Dernière séquence pour le Franc-tireur de Baselworld, ce qui va permettre à « Business Montres » de retrouver son rythme éditorial traditionnel et ses chroniques habituelles. Les regards se tournent maintenant vers l’édition 2020 – nous saurons alors si le « soldat Baselworld » a été définitivement sauvé…
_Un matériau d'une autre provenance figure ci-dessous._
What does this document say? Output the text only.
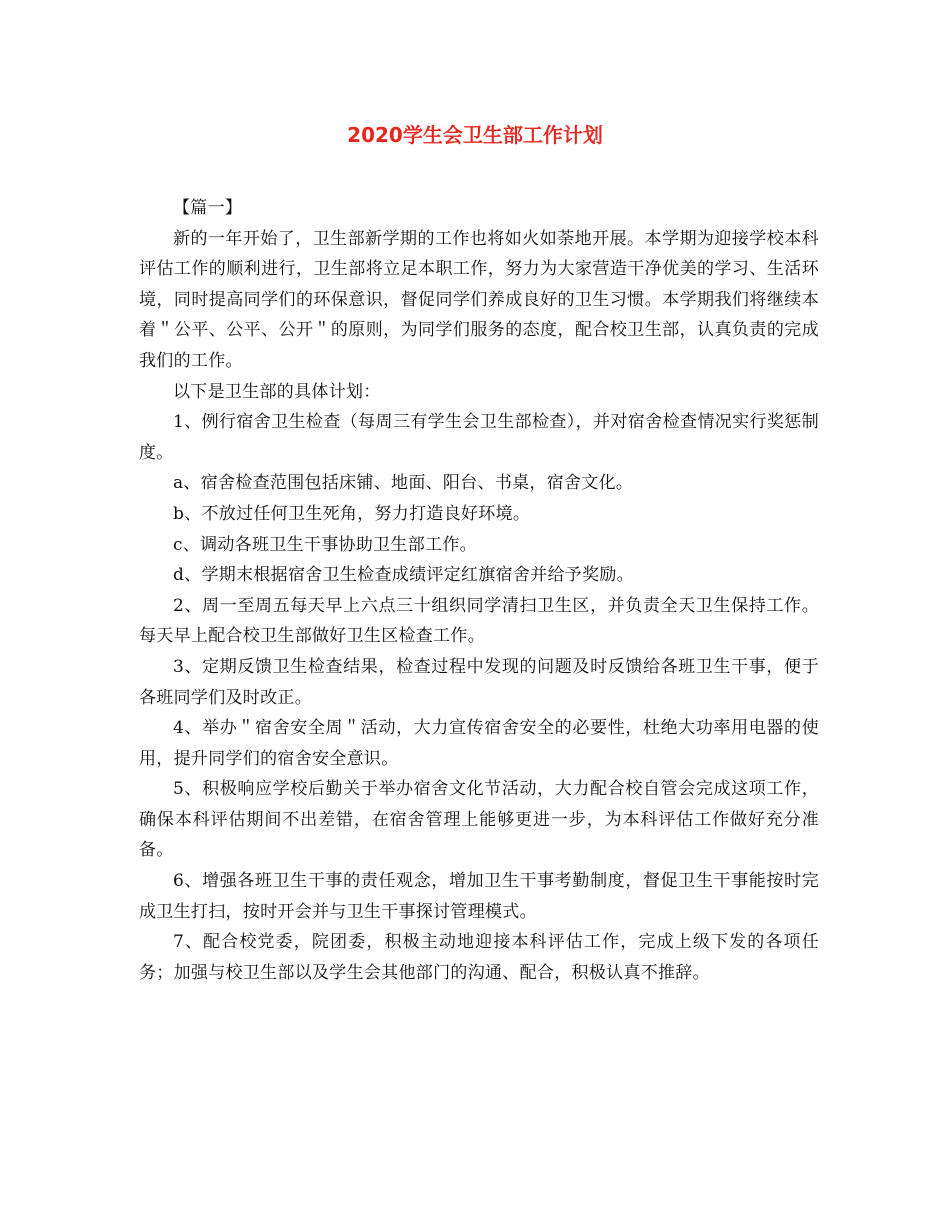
2020学生会卫生部工作计划

【篇一】

新的一年开始了，卫生部新学期的工作也将如火如荼地开展。本学期为迎接学校本科评估工作的顺利进行，卫生部将立足本职工作，努力为大家营造干净优美的学习、生活环境，同时提高同学们的环保意识，督促同学们养成良好的卫生习惯。本学期我们将继续本着＂公平、公平、公开＂的原则，为同学们服务的态度，配合校卫生部，认真负责的完成我们的工作。

以下是卫生部的具体计划：

1、例行宿舍卫生检查（每周三有学生会卫生部检查），并对宿舍检查情况实行奖惩制度。

a、宿舍检查范围包括床铺、地面、阳台、书桌，宿舍文化。

b、不放过任何卫生死角，努力打造良好环境。

c、调动各班卫生干事协助卫生部工作。

d、学期末根据宿舍卫生检查成绩评定红旗宿舍并给予奖励。

2、周一至周五每天早上六点三十组织同学清扫卫生区，并负责全天卫生保持工作。每天早上配合校卫生部做好卫生区检查工作。

3、定期反馈卫生检查结果，检查过程中发现的问题及时反馈给各班卫生干事，便于各班同学们及时改正。

4、举办＂宿舍安全周＂活动，大力宣传宿舍安全的必要性，杜绝大功率用电器的使用，提升同学们的宿舍安全意识。

5、积极响应学校后勤关于举办宿舍文化节活动，大力配合校自管会完成这项工作，确保本科评估期间不出差错，在宿舍管理上能够更进一步，为本科评估工作做好充分准备。

6、增强各班卫生干事的责任观念，增加卫生干事考勤制度，督促卫生干事能按时完成卫生打扫，按时开会并与卫生干事探讨管理模式。

7、配合校党委，院团委，积极主动地迎接本科评估工作，完成上级下发的各项任务；加强与校卫生部以及学生会其他部门的沟通、配合，积极认真不推辞。
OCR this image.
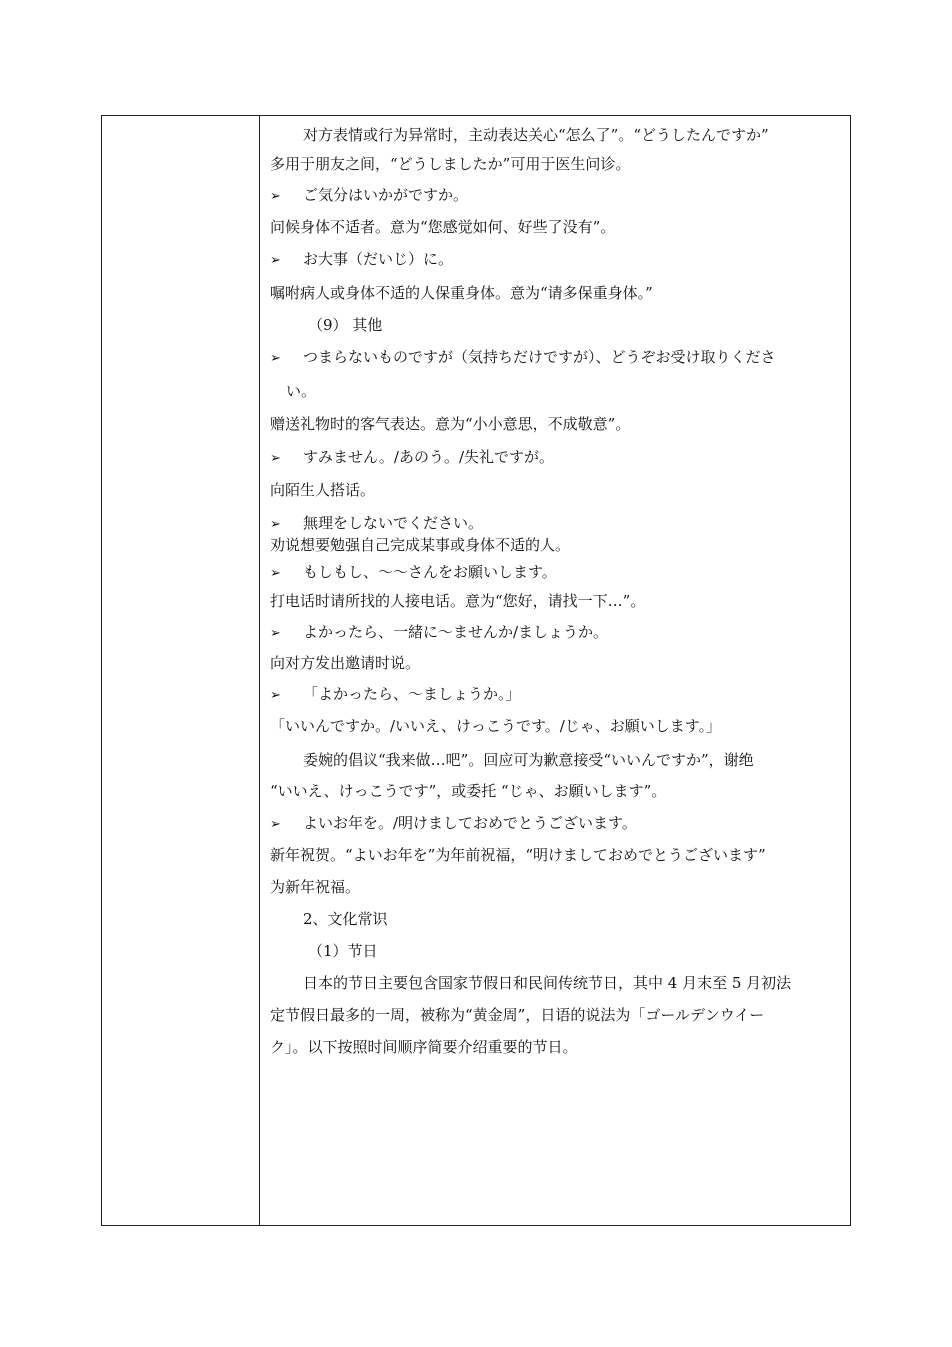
对方表情或行为异常时，主动表达关心“怎么了”。“どうしたんですか”
多用于朋友之间，“どうしましたか”可用于医生问诊。
➢ ご気分はいかがですか。
问候身体不适者。意为“您感觉如何、好些了没有”。
➢ お大事（だいじ）に。
嘱咐病人或身体不适的人保重身体。意为“请多保重身体。”
（9） 其他
➢ つまらないものですが（気持ちだけですが）、どうぞお受け取りくださ
い。
赠送礼物时的客气表达。意为“小小意思，不成敬意”。
➢ すみません。/あのう。/失礼ですが。
向陌生人搭话。
➢ 無理をしないでください。
劝说想要勉强自己完成某事或身体不适的人。
➢ もしもし、～～さんをお願いします。
打电话时请所找的人接电话。意为“您好，请找一下…”。
➢ よかったら、一緒に～ませんか/ましょうか。
向对方发出邀请时说。
➢ 「よかったら、～ましょうか。」
「いいんですか。/いいえ、けっこうです。/じゃ、お願いします。」
委婉的倡议“我来做…吧”。回应可为歉意接受“いいんですか”，谢绝
“いいえ、けっこうです”，或委托 “じゃ、お願いします”。
➢ よいお年を。/明けましておめでとうございます。
新年祝贺。“よいお年を”为年前祝福，“明けましておめでとうございます”
为新年祝福。
2、文化常识
（1）节日
日本的节日主要包含国家节假日和民间传统节日，其中 4 月末至 5 月初法
定节假日最多的一周，被称为“黄金周”，日语的说法为「ゴールデンウイー
ク」。以下按照时间顺序简要介绍重要的节日。
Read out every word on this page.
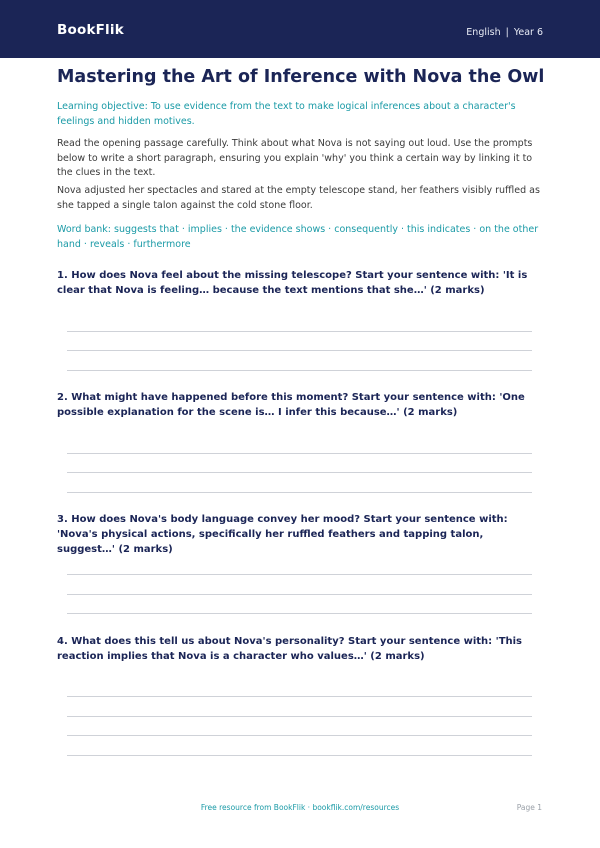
BookFlik	English | Year 6
Mastering the Art of Inference with Nova the Owl

Learning objective: To use evidence from the text to make logical inferences about a character's feelings and hidden motives.

Read the opening passage carefully. Think about what Nova is not saying out loud. Use the prompts below to write a short paragraph, ensuring you explain 'why' you think a certain way by linking it to the clues in the text.

Nova adjusted her spectacles and stared at the empty telescope stand, her feathers visibly ruffled as she tapped a single talon against the cold stone floor.

Word bank: suggests that · implies · the evidence shows · consequently · this indicates · on the other hand · reveals · furthermore

1. How does Nova feel about the missing telescope? Start your sentence with: 'It is clear that Nova is feeling… because the text mentions that she…' (2 marks)
2. What might have happened before this moment? Start your sentence with: 'One possible explanation for the scene is… I infer this because…' (2 marks)
3. How does Nova's body language convey her mood? Start your sentence with: 'Nova's physical actions, specifically her ruffled feathers and tapping talon, suggest…' (2 marks)
4. What does this tell us about Nova's personality? Start your sentence with: 'This reaction implies that Nova is a character who values…' (2 marks)
Free resource from BookFlik · bookflik.com/resources	Page 1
❑❑❑❑ LE NOUVEAU WATCH INCUBATOR : alors qu’il avait été monté « à l’arrache », sans prétention stratégique précise, le Watch Incubator 2019 a pu regrouper 10 % des exposants horlogers de Baselworld (une vingtaine de marques) et vu passer quelques centaines de journalistes et de détaillants ? Cette réussite va permettre à Baselworld de doubler la mise (au moins) en 2020 et de regrouper dans un espace homogène, plus facile à dénicher (sans doute dans les halles), convivial, générationnelle et encore plus cohérent, toutes les marques qui tiennent à honorer le rendez-vous bâlois de leur présence et sans vouloir y dépenser des sommes fastueuses. Conçu comme une ruche horlogère, cet Incubateur a vocation à mettre en scène des jeunes (ou moins jeunes) marques en quête de visibilité, même si elles n’ont que quelques montres à présenter [voire à ne pas présenter quand il s’agit de préparer un lancement]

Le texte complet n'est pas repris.